[ある家族からのおたより] 無意識のうちにわたしらしさというものをどこかで抑え込んでいた

(埼玉 ガーネット)
 はじめまして。
 わたしたち家族は埼玉と東京の境にある小さな町に、旦那と5歳になる娘の3人で暮らしています。娘は保育園に通っており、旦那は医療関係者、わたしはパートでフォトスタジオのアシスタントをしています。
 コロナ禍以前、わたしはよく友人たちととも夕食やお茶会をしていましたが、旦那がコロナに対して神経質なため、今ではほとんど外出することも、人を招くこともなくなり、友人たちと会うことが極端に減りました。子どもはもちろん、旦那の職業としての責任を思えば、家族の中でわたしの勝手で感染のリスクを高めることは避けたいと思っています。

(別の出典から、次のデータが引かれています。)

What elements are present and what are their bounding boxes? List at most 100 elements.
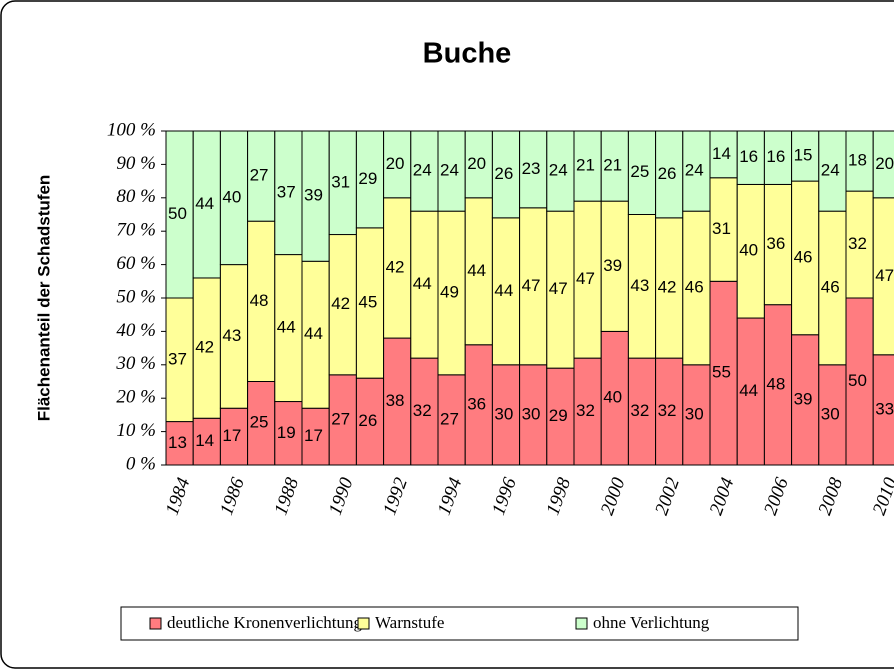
legend-label: deutliche Kronenverlichtung [167,613,362,632]
bar-segment [573,200,602,359]
data-label: 50 [848,371,867,390]
data-label: 24 [685,161,704,180]
bar-segment [192,130,221,279]
bar-segment [274,130,303,256]
data-label: 42 [195,338,214,357]
data-label: 37 [277,182,296,201]
y-tick-label: 0 % [126,453,156,474]
data-label: 19 [277,423,296,442]
data-label: 44 [467,261,486,280]
bar-segment [491,217,521,366]
bar-segment [682,210,711,366]
bar-segment [600,200,629,332]
data-label: 25 [630,162,649,181]
bar-segment [219,264,249,409]
bar-segment [464,130,493,199]
data-label: 39 [304,186,323,205]
bar-segment [682,364,711,466]
data-label: 31 [712,219,731,238]
legend-swatch [357,617,370,630]
y-tick-label: 20 % [116,387,156,408]
bar-segment [845,190,874,299]
bar-segment [736,130,765,185]
data-label: 20 [467,154,486,173]
data-label: 30 [494,404,513,423]
legend-label: ohne Verlichtung [593,613,710,632]
bar-segment [655,217,684,359]
data-label: 24 [821,161,840,180]
legend-swatch [149,617,162,630]
data-label: 17 [222,426,241,445]
bar-segment [627,214,657,359]
bar-segment [410,130,439,212]
bar-segment [736,317,765,466]
data-label: 26 [494,164,513,183]
data-label: 30 [821,404,840,423]
bar-segment [301,130,330,262]
data-label: 16 [739,147,758,166]
bar-segment [763,130,793,185]
bar-segment [845,130,874,192]
data-label: 44 [413,274,432,293]
legend-swatch [575,617,588,630]
data-label: 37 [168,349,187,368]
data-label: 50 [168,204,187,223]
bar-segment [328,234,357,376]
data-label: 48 [766,374,785,393]
data-label: 32 [576,401,595,420]
data-label: 24 [440,161,459,180]
bar-segment [301,260,330,409]
data-label: 20 [875,154,894,173]
bar-segment [573,130,602,202]
data-label: 13 [168,433,187,452]
data-label: 36 [467,394,486,413]
bar-segment [519,207,548,366]
data-label: 47 [875,266,894,285]
data-label: 39 [794,389,813,408]
chart-title: Buche [423,38,512,70]
y-tick-label: 30 % [115,353,156,374]
y-tick-label: 10 % [116,420,156,441]
bar-segment [600,130,629,202]
data-label: 44 [304,324,323,343]
data-label: 14 [195,431,214,450]
data-label: 46 [794,247,813,266]
bar-segment [355,130,385,229]
bar-segment [763,304,793,466]
y-tick-label: 50 % [116,286,156,307]
bar-segment [709,177,738,282]
data-label: 18 [848,151,867,170]
data-label: 21 [603,156,622,175]
data-label: 42 [658,277,677,296]
data-label: 27 [250,166,269,185]
bar-segment [355,377,385,466]
data-label: 43 [630,276,649,295]
bar-segment [192,277,221,419]
data-label: 26 [358,411,377,430]
bar-segment [464,344,493,466]
data-label: 40 [739,241,758,260]
bar-segment [219,130,249,266]
data-label: 15 [794,146,813,165]
data-label: 23 [522,159,541,178]
y-tick-label: 60 % [116,253,156,274]
data-label: 42 [331,294,350,313]
bar-segment [763,183,793,306]
data-label: 40 [603,388,622,407]
data-label: 17 [304,426,323,445]
data-label: 44 [277,318,296,337]
y-axis-label: Flächenanteil der Schadstufen [34,175,53,422]
data-label: 14 [712,144,731,163]
data-label: 39 [603,256,622,275]
data-label: 32 [658,401,677,420]
bar-segment [247,381,276,466]
bar-segment [627,130,657,215]
bar-segment [410,357,439,466]
bar-segment [872,130,894,199]
bar-segment [491,130,521,219]
data-label: 21 [576,156,595,175]
y-tick-label: 80 % [116,186,156,207]
data-label: 26 [658,164,677,183]
bar-segment [464,197,493,346]
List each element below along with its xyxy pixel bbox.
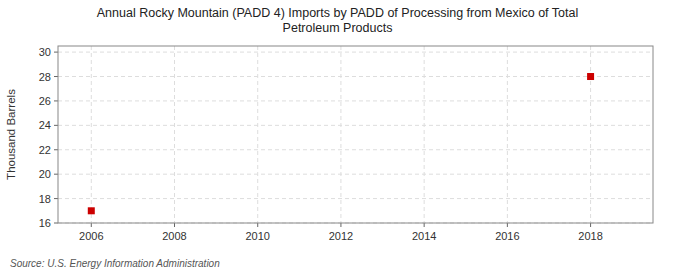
y-grid-line xyxy=(58,198,653,199)
x-grid-line xyxy=(91,46,92,223)
x-tick xyxy=(590,223,591,227)
y-tick-label: 20 xyxy=(39,168,51,180)
x-tick-label: 2016 xyxy=(495,230,519,242)
x-grid-line xyxy=(424,46,425,223)
y-tick-label: 26 xyxy=(39,95,51,107)
y-tick xyxy=(54,198,58,199)
x-tick xyxy=(174,223,175,227)
x-grid-line xyxy=(507,46,508,223)
y-grid-line xyxy=(58,52,653,53)
x-tick-label: 2012 xyxy=(329,230,353,242)
title-line: Petroleum Products xyxy=(283,21,393,35)
y-tick-label: 24 xyxy=(39,119,51,131)
y-tick xyxy=(54,76,58,77)
x-tick-label: 2010 xyxy=(245,230,269,242)
x-tick xyxy=(340,223,341,227)
y-grid-line xyxy=(58,174,653,175)
x-tick-label: 2018 xyxy=(578,230,602,242)
points xyxy=(88,73,594,214)
y-tick-label: 16 xyxy=(39,217,51,229)
chart-svg: Annual Rocky Mountain (PADD 4) Imports b… xyxy=(0,0,675,275)
y-tick xyxy=(54,149,58,150)
title: Annual Rocky Mountain (PADD 4) Imports b… xyxy=(97,6,578,35)
y-tick xyxy=(54,174,58,175)
y-tick xyxy=(54,100,58,101)
y-tick-label: 22 xyxy=(39,144,51,156)
source-note: Source: U.S. Energy Information Administ… xyxy=(10,258,220,269)
axes: 16 18 20 22 24 26 28 30 2006 2008 2010 2012 2014 2016… xyxy=(39,46,653,242)
y-tick-label: 18 xyxy=(39,193,51,205)
x-tick xyxy=(424,223,425,227)
y-tick-label: 30 xyxy=(39,46,51,58)
y-tick xyxy=(54,223,58,224)
x-grid-line xyxy=(257,46,258,223)
x-grid-line xyxy=(590,46,591,223)
x-tick-label: 2008 xyxy=(162,230,186,242)
y-grid-line xyxy=(58,149,653,150)
x-tick-label: 2006 xyxy=(79,230,103,242)
chart-container: Annual Rocky Mountain (PADD 4) Imports b… xyxy=(0,0,675,275)
y-grid-line xyxy=(58,125,653,126)
x-tick xyxy=(257,223,258,227)
grid xyxy=(58,46,653,223)
plot-frame xyxy=(58,46,653,223)
y-axis-label: Thousand Barrels xyxy=(5,89,17,180)
x-tick-label: 2014 xyxy=(412,230,436,242)
x-grid-line xyxy=(174,46,175,223)
y-tick xyxy=(54,52,58,53)
point xyxy=(88,207,95,214)
y-grid-line xyxy=(58,100,653,101)
y-grid-line xyxy=(58,76,653,77)
y-tick xyxy=(54,125,58,126)
title-line: Annual Rocky Mountain (PADD 4) Imports b… xyxy=(97,6,578,20)
x-grid-line xyxy=(340,46,341,223)
point xyxy=(587,73,594,80)
x-tick xyxy=(507,223,508,227)
x-tick xyxy=(91,223,92,227)
y-tick-label: 28 xyxy=(39,71,51,83)
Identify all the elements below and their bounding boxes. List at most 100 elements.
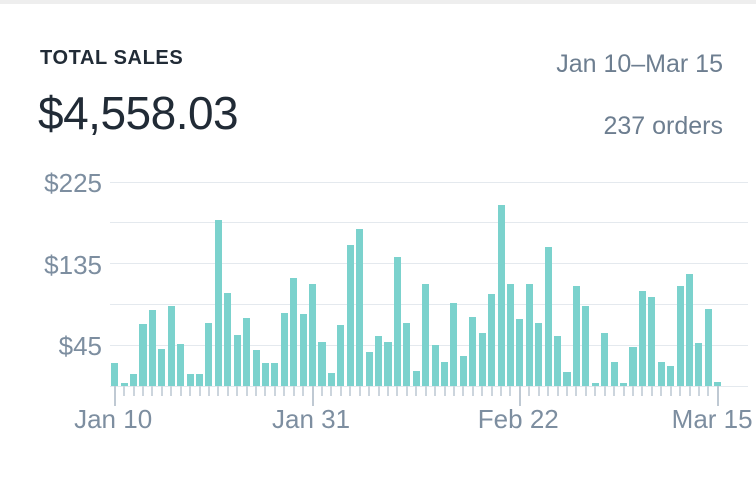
bar[interactable]: [111, 363, 119, 386]
bar[interactable]: [704, 308, 712, 386]
axis-tick: [321, 386, 324, 396]
axis-tick: [151, 386, 154, 396]
axis-tick: [622, 386, 625, 396]
bar[interactable]: [337, 325, 345, 386]
bar[interactable]: [384, 342, 392, 386]
bar[interactable]: [422, 283, 430, 386]
axis-tick: [396, 386, 399, 396]
bar[interactable]: [478, 332, 486, 386]
bar[interactable]: [177, 344, 185, 386]
orders-count: 237 orders: [603, 112, 723, 140]
bar[interactable]: [261, 363, 270, 386]
bar[interactable]: [676, 286, 684, 386]
axis-tick: [424, 386, 427, 396]
bar[interactable]: [252, 349, 260, 386]
bar[interactable]: [620, 383, 628, 386]
bar[interactable]: [214, 220, 222, 386]
bar[interactable]: [572, 286, 580, 386]
bar[interactable]: [535, 323, 543, 386]
bar[interactable]: [403, 322, 411, 386]
bar[interactable]: [365, 352, 373, 386]
bar[interactable]: [167, 306, 175, 386]
bar[interactable]: [233, 335, 241, 386]
bar[interactable]: [148, 309, 156, 386]
bar[interactable]: [318, 341, 326, 386]
bar[interactable]: [346, 245, 354, 386]
axis-tick: [443, 386, 446, 396]
bar[interactable]: [393, 257, 401, 386]
bar[interactable]: [685, 273, 694, 386]
axis-tick: [132, 386, 135, 396]
bar[interactable]: [459, 356, 467, 386]
bar[interactable]: [657, 361, 665, 386]
bar[interactable]: [440, 361, 449, 386]
bar[interactable]: [375, 336, 383, 386]
axis-tick: [160, 386, 163, 396]
axis-tick: [170, 386, 173, 396]
bar[interactable]: [497, 204, 505, 386]
bar[interactable]: [309, 283, 317, 386]
axis-tick: [292, 386, 295, 396]
bar[interactable]: [205, 322, 213, 386]
axis-tick-major: [311, 386, 314, 406]
bar[interactable]: [516, 318, 524, 386]
bar[interactable]: [243, 318, 251, 386]
gridline: [110, 222, 748, 224]
bar[interactable]: [130, 374, 138, 386]
axis-tick: [481, 386, 484, 396]
axis-tick: [566, 386, 569, 396]
bar[interactable]: [629, 347, 637, 386]
bar[interactable]: [695, 343, 703, 386]
axis-tick: [669, 386, 672, 396]
bar[interactable]: [224, 292, 232, 386]
bar[interactable]: [563, 372, 571, 386]
axis-tick-major: [518, 386, 521, 406]
bar[interactable]: [488, 294, 496, 386]
bar[interactable]: [554, 336, 562, 386]
bar[interactable]: [469, 317, 477, 386]
bar[interactable]: [431, 345, 439, 386]
axis-tick: [349, 386, 352, 396]
bar[interactable]: [356, 229, 364, 386]
bar[interactable]: [591, 383, 599, 386]
bar[interactable]: [450, 302, 458, 386]
bar[interactable]: [601, 333, 609, 386]
axis-tick: [584, 386, 587, 396]
axis-tick: [141, 386, 144, 396]
axis-tick: [575, 386, 578, 396]
axis-tick: [631, 386, 634, 396]
bar[interactable]: [299, 314, 307, 386]
axis-tick: [245, 386, 248, 396]
axis-tick: [330, 386, 333, 396]
bar[interactable]: [544, 247, 552, 386]
bar[interactable]: [582, 306, 590, 386]
axis-tick: [594, 386, 597, 396]
bar[interactable]: [158, 348, 166, 386]
axis-tick: [377, 386, 380, 396]
bar[interactable]: [648, 297, 656, 386]
bar[interactable]: [120, 383, 128, 386]
bar[interactable]: [610, 361, 618, 386]
bar[interactable]: [271, 363, 279, 386]
bar[interactable]: [186, 374, 194, 386]
bar[interactable]: [290, 278, 298, 386]
bar[interactable]: [714, 382, 722, 386]
axis-tick-major: [716, 386, 719, 406]
axis-tick: [198, 386, 201, 396]
axis-tick: [490, 386, 493, 396]
axis-tick: [255, 386, 258, 396]
axis-tick: [462, 386, 465, 396]
x-axis-label: Jan 10: [74, 404, 153, 434]
bar[interactable]: [525, 283, 533, 386]
bar[interactable]: [139, 324, 147, 386]
bar[interactable]: [667, 366, 675, 386]
axis-tick-major: [113, 386, 116, 406]
axis-tick: [613, 386, 616, 396]
bar[interactable]: [327, 373, 335, 386]
bar[interactable]: [280, 312, 288, 386]
bar[interactable]: [412, 371, 420, 386]
axis-tick: [650, 386, 653, 396]
bar[interactable]: [506, 284, 515, 386]
bar[interactable]: [638, 290, 646, 386]
bar[interactable]: [195, 374, 204, 386]
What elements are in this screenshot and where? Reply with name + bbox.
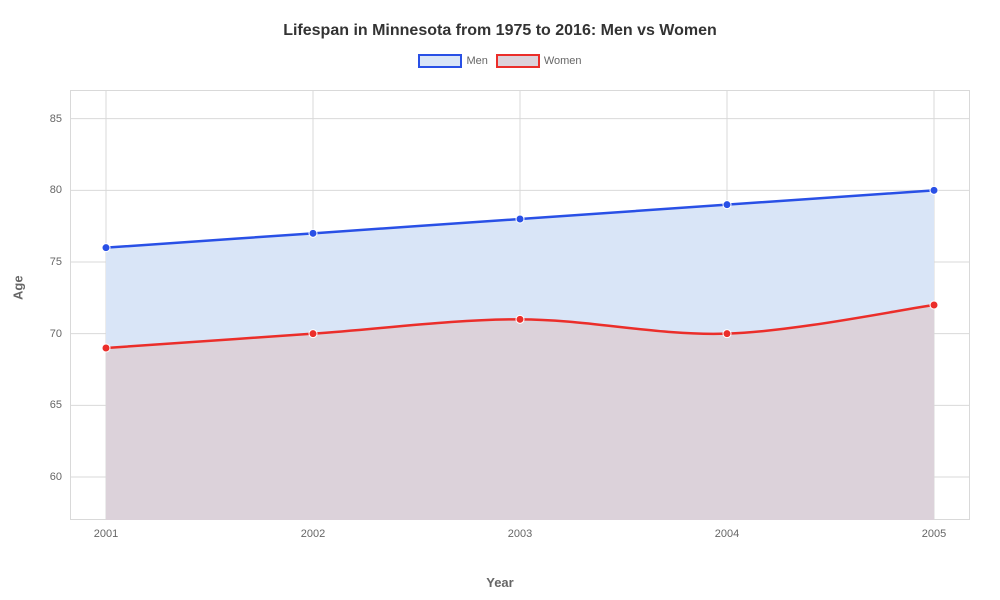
y-tick-label: 70: [50, 328, 62, 340]
legend: Men Women: [0, 54, 1000, 68]
y-axis-label: Age: [11, 275, 26, 300]
x-axis-label: Year: [0, 575, 1000, 590]
y-tick-label: 65: [50, 399, 62, 411]
y-tick-label: 75: [50, 256, 62, 268]
legend-label-women: Women: [544, 55, 582, 67]
x-tick-label: 2003: [508, 528, 532, 540]
plot-area: [70, 90, 970, 520]
x-tick-label: 2004: [715, 528, 739, 540]
y-tick-label: 80: [50, 184, 62, 196]
legend-swatch-men: [418, 54, 462, 68]
x-tick-label: 2005: [922, 528, 946, 540]
legend-swatch-women: [496, 54, 540, 68]
x-tick-label: 2002: [301, 528, 325, 540]
y-tick-label: 85: [50, 113, 62, 125]
chart-container: Lifespan in Minnesota from 1975 to 2016:…: [0, 0, 1000, 600]
plot-svg: [70, 90, 970, 520]
legend-label-men: Men: [466, 55, 487, 67]
legend-item-women: Women: [496, 54, 582, 68]
legend-item-men: Men: [418, 54, 487, 68]
chart-title: Lifespan in Minnesota from 1975 to 2016:…: [0, 0, 1000, 40]
x-tick-label: 2001: [94, 528, 118, 540]
y-tick-label: 60: [50, 471, 62, 483]
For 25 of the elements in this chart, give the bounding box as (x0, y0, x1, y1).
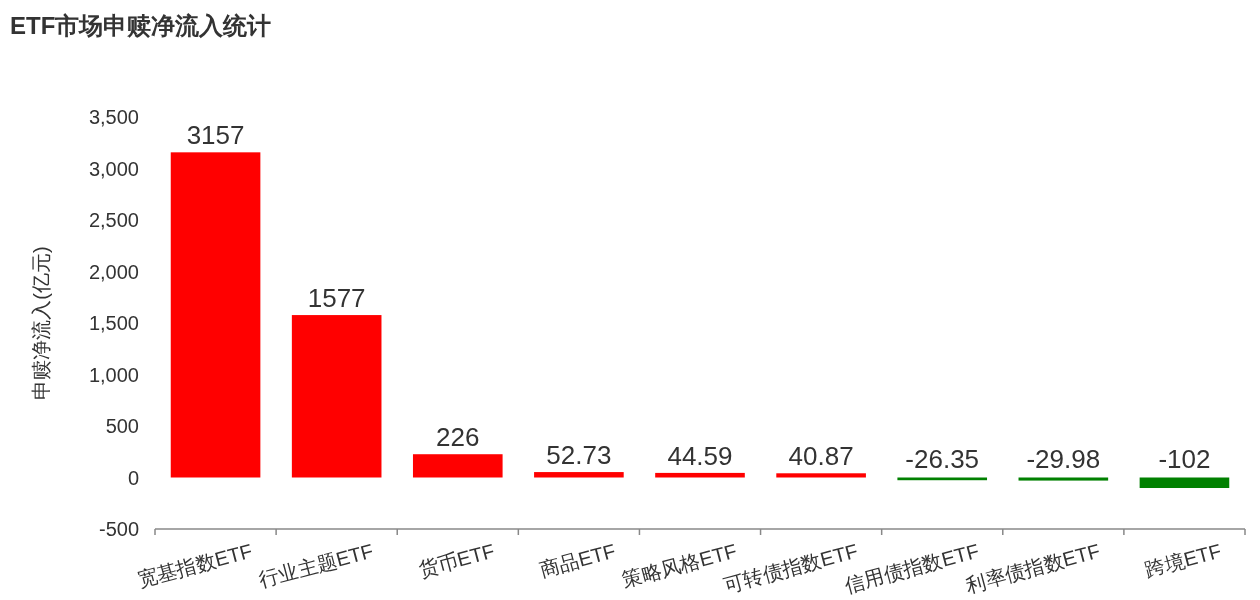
x-tick-label: 跨境ETF (1142, 539, 1224, 581)
data-label: -26.35 (905, 443, 980, 474)
x-tick-label: 宽基指数ETF (135, 539, 255, 592)
y-tick-label: 3,000 (88, 157, 139, 180)
y-axis-title: 申赎净流入(亿元) (30, 246, 52, 400)
data-label: 226 (436, 422, 480, 453)
y-tick-label: 2,000 (88, 260, 139, 283)
y-tick-label: 500 (105, 415, 139, 437)
y-tick-label: 1,500 (88, 312, 139, 334)
data-label: 44.59 (667, 440, 733, 471)
y-tick-label: 0 (127, 466, 139, 489)
data-label: -29.98 (1026, 443, 1101, 474)
data-label: 52.73 (546, 440, 612, 471)
x-tick-label: 行业主题ETF (256, 539, 376, 592)
data-label: 1577 (307, 283, 366, 314)
data-label: 40.87 (788, 441, 854, 472)
x-tick-label: 商品ETF (537, 539, 618, 581)
data-label: -102 (1158, 443, 1211, 474)
y-tick-label: 3,500 (88, 106, 139, 128)
chart-title: ETF市场申赎净流入统计 (10, 12, 272, 39)
data-label: 3157 (186, 120, 245, 151)
y-tick-label: -500 (98, 518, 139, 540)
x-tick-label: 货币ETF (415, 539, 497, 581)
y-tick-label: 2,500 (88, 209, 139, 231)
y-tick-label: 1,000 (88, 363, 139, 386)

そのことを頭では理解しているつもりですが、わたしは閉じられた空間に長い時間いると、ストレスを溜めやすい性格のようで、無意識のうちに不機嫌になってしまいます。
 お仕事も減り、保育園でコロナ感染した子どもが出たこともあって、一ヶ月間、自宅待機となったときもありました。その間、旦那や娘に指摘されて気づいたことですが、言動がいつもより強くなったり、扉の開け閉めが乱暴だったり、軽い癇癪を起こしたり。指摘されて、自分でも意識をするようになったのですが、時間の経過とともにまた同じようなことを繰り返してしまいます。
 旦那の分析によると、生真面目すぎるわたしの性格が大きいのではということでした (わたしから見れば、旦那もじゅうぶん生真面目なのですが)。確かにわたしは生真面目というか完璧主義なところがあって、部屋はいつも綺麗にしておきたいし、時間はきっちり守りたいし、食事もいつも美味しいものを家族に食べて欲しくて綿密に計画を立てたりする習性があります。しかし、娘は自由奔放に振る舞う時期だし、片付けや時間を守るということもまだ難しい。考えてみれば、子育てにおいても、起きて寝るまで常に娘を注視している状態なので、ストレスが溜まってしまうのは当然と言えるかもしれません。自分のことはまだ完璧にやることができても、娘を完全にコントロールをすることはできないのだから。
 そのことをしっかり理解するようになって、旦那さんに協力してもらい、少しずつ子育てや仕事から離れる時間をつくるようにしました。それまでは子育ての時間以外は、仕事や家事に時間を注いでいましたが、それも辞めて、自分を解放する時間を設けることにしたのです。たとえばひとりで散歩に行ったり、部屋にこもって本を読んだり、好きなコーヒーを飲んだり、何もせずベッドで寝転んでみたり。
 このような自分時間を設けるようになって、知らず知らずのうちに、無意識のうちにわたしらしさというものをどこかで抑え込んでいたということに気づきました。旦那や娘と過ごす時間は確かに楽しく、その時間のわたしも素に近いのですが、より素のわたしを曝け出せる場がいつの間にか全くなくなっていたのだと思います。一時間くらいではありますが、そのような時間があることで、わたしはわたしらしくいられる。コロナ禍は辛いことも多いですが、この発見は結構わたしにプラスなことでした。
 コロナ禍の生き方、暮らし方はまだ続きそうなので、より心を穏やかにする為、これからも子育てをする中でわたしらしさを失わない方法を模索していこうと思っています。目下の目標はひとりで山登りをすることです。また何か発見があったらお便りをお出しします。

 

 

本記事は読者さんからお便りを元に、許可をいただいた上で誤字の訂正や読みやすさを考慮して改行などを加えています。また、写真は編集部で選んだイメージとなります。